Mas foi no cinema que "Matrix" de fato expandiu suas fronteiras, com dois filmes lançados em 2003. "Matrix Reloaded", embora sofra com o excesso de ideias e tramas paralelas, é uma aventura de ficção científica elegante e em grande escala, materializando alguns conceitos sugeridos no filme original, como a cidade subterrânea de Zion, último refúgio dos humanos na Terra. O filme termina com um gancho para "Matrix Revolutions", que tem como ponto alto a conclusão de todas as amarras soltas de seus antecessores. É uma aventura ambiciosa, que nem sempre está à altura de suas ideias. Ainda assim, manteve pura a visão de seus criadores: ame ou odeie, os Wachowski atravessaram o processo de criar filmes revolucionários e caríssimos em Hollywood sem comprometer a história que queriam contar.

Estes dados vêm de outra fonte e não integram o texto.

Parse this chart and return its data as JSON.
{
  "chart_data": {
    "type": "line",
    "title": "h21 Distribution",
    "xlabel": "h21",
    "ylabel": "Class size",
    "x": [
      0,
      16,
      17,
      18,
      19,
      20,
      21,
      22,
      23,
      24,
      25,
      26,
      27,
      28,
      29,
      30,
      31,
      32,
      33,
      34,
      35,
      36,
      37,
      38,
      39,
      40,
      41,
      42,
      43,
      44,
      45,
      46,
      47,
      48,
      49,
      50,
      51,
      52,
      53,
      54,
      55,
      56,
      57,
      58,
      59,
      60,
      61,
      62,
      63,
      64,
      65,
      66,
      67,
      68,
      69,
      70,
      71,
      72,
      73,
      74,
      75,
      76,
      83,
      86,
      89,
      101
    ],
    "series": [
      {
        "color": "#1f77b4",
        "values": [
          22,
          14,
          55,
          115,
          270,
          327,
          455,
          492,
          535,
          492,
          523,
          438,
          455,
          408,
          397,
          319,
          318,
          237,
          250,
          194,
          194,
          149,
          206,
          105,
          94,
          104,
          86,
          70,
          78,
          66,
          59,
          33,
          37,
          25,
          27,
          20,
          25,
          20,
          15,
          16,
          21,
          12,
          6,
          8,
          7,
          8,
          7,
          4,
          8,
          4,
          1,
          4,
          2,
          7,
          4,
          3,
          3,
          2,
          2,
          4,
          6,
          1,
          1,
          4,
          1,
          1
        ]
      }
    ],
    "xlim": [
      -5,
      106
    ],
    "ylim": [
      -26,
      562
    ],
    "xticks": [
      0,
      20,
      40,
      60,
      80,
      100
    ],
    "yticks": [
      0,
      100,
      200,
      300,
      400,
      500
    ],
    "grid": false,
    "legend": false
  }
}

Desde o fim de "The Matrix Online", uma década atrás, o mundo imaginado por Lana e Lilly Wachowski encontra-se adormecido. Em 2017 a Warner anunciou que o roteirista Zak Penn estava trabalhando em um reboot, uma nova aventura inserida no mundo criado pelas Wachowski, mas desconectado das cineastas e também de seus personagens. Nada, entretanto, caminhou. É inevitável que, um dia, o estúdio decida reviver "Matrix" --uma propriedade intelectual tão rica e com tantas possibilidades é tentadora demais para uma corporação lhe virar as costas. A essa altura, porém, o futuro não importa. O que foi alcançado 20 anos atrás, e a revolução que se seguiu, foi um fenômeno que dificilmente será repetido.
Podem tentar à vontade: a Matrix ainda é o mundo colocado diante de seus olhos para cegá-lo da verdade.